Dividends can be underrated but they form a large part of investment returns, playing an important role in compounding returns in the long run. Historically, Grand Baoxin Auto Group Limited (HKG:1293) has paid a dividend to shareholders. It currently yields 3.9%. Let’s dig deeper into whether Grand Baoxin Auto Group should have a place in your portfolio.
5 questions I ask before picking a dividend stock
If you are a dividend investor, you should always assess these five key metrics:
- Is their annual yield among the top 25% of dividend payers?
- Does it consistently pay out dividends without missing a payment of significantly cutting payout?
- Has dividend per share risen in the past couple of years?
- Can it afford to pay the current rate of dividends from its earnings?
- Will it have the ability to keep paying its dividends going forward?
Does Grand Baoxin Auto Group pass our checks?
The current trailing twelve-month payout ratio for the stock is 30%, which means that the dividend is covered by earnings. However, going forward, analysts expect 1293’s payout to fall to 27% of its earnings. Assuming a constant share price, this equates to a dividend yield of around 4.5%. However, EPS should increase to CN¥0.29, meaning that the lower payout ratio does not necessarily implicate a lower dividend payment.

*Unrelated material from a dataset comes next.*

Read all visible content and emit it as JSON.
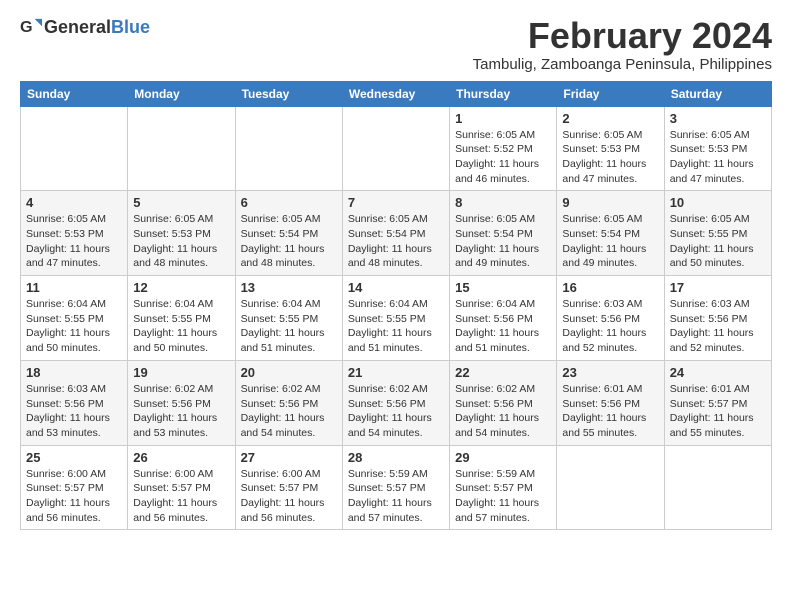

If you want to dive deeper into the sustainability of a certain payout ratio, you may wish to consider the cash flow of the business. A company with strong cash flow, relative to earnings, can sometimes sustain a high pay out ratio.

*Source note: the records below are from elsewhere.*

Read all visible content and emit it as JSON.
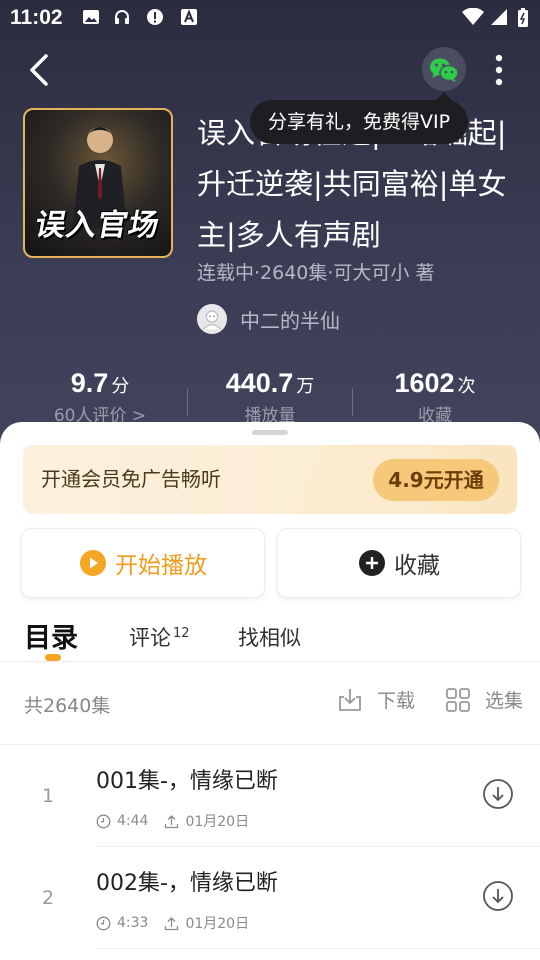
{
  "status_bar": {
    "time": "11:02"
  },
  "tooltip": "分享有礼，免费得VIP",
  "book": {
    "cover_text": "误入官场",
    "title": "误入官场仕途|一路崛起|升迁逆袭|共同富裕|单女主|多人有声剧",
    "meta": "连载中·2640集·可大可小 著",
    "narrator": "中二的半仙"
  },
  "stats": [
    {
      "num": "9.7",
      "unit": "分",
      "label": "60人评价 >"
    },
    {
      "num": "440.7",
      "unit": "万",
      "label": "播放量"
    },
    {
      "num": "1602",
      "unit": "次",
      "label": "收藏"
    }
  ],
  "vip": {
    "text": "开通会员免广告畅听",
    "button": "4.9元开通"
  },
  "actions": {
    "play": "开始播放",
    "favorite": "收藏"
  },
  "tabs": [
    {
      "label": "目录",
      "badge": ""
    },
    {
      "label": "评论",
      "badge": "12"
    },
    {
      "label": "找相似",
      "badge": ""
    }
  ],
  "toolbar": {
    "count": "共2640集",
    "download": "下载",
    "select": "选集"
  },
  "episodes": [
    {
      "index": "1",
      "title": "001集-，情缘已断",
      "duration": "4:44",
      "date": "01月20日"
    },
    {
      "index": "2",
      "title": "002集-，情缘已断",
      "duration": "4:33",
      "date": "01月20日"
    }
  ],
  "colors": {
    "accent": "#f5a623",
    "hero_bg": "#2b2c3f",
    "vip_button": "#f6c87a"
  }
}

If dividend is a key criteria in your investment consideration, then you need to make sure the dividend stock you’re eyeing out is reliable in its payments. Unfortunately, it is really too early to view Grand Baoxin Auto Group as a dividend investment. It has only been consistently paying dividends for 6 years, however, standard practice for reliable payers is to look for a 10-year minimum track record.

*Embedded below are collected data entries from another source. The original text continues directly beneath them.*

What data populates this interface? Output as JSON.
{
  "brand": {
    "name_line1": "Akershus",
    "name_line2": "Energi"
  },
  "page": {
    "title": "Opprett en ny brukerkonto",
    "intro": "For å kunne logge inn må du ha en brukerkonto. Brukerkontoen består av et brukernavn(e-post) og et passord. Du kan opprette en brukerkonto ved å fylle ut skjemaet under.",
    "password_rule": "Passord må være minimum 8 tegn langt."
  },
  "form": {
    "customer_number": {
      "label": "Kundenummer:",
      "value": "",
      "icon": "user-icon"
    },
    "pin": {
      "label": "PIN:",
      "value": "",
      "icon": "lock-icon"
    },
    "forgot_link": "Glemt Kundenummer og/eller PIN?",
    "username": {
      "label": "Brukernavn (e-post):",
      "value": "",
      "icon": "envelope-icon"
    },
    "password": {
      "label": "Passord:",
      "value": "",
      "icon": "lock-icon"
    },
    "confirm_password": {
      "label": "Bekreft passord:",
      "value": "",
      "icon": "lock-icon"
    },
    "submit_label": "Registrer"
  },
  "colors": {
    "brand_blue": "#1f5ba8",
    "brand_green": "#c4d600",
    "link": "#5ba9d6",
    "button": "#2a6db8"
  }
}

Compared to its peers, Grand Baoxin Auto Group produces a yield of 3.9%, which is on the low-side for Specialty Retail stocks.
Whilst there are few things you may like about Grand Baoxin Auto Group from a dividend stock perspective, the truth is that overall it probably is not the best choice for a dividend investor. However, if you are not strictly just a dividend investor, the stock could still offer some interesting investment opportunities. Given that this is purely a dividend analysis, I urge potential investors to try and get a good understanding of the underlying business and its fundamentals before deciding on an investment. There are three pertinent aspects you should look at:
- Future Outlook: What are well-informed industry analysts predicting for 1293’s future growth? Take a look at our free research report of analyst consensus for 1293’s outlook.
- Valuation: What is 1293 worth today? Even if the stock is a cash cow, it’s not worth an infinite price. The intrinsic value infographic in our free research report helps visualize whether 1293 is currently mispriced by the market.
- Dividend Rockstars: Are there better dividend payers with stronger fundamentals out there? Check out our free list of these great stocks here.
To help readers see past the short term volatility of the financial market, we aim to bring you a long-term focused research analysis purely driven by fundamental data. Note that our analysis does not factor in the latest price-sensitive company announcements.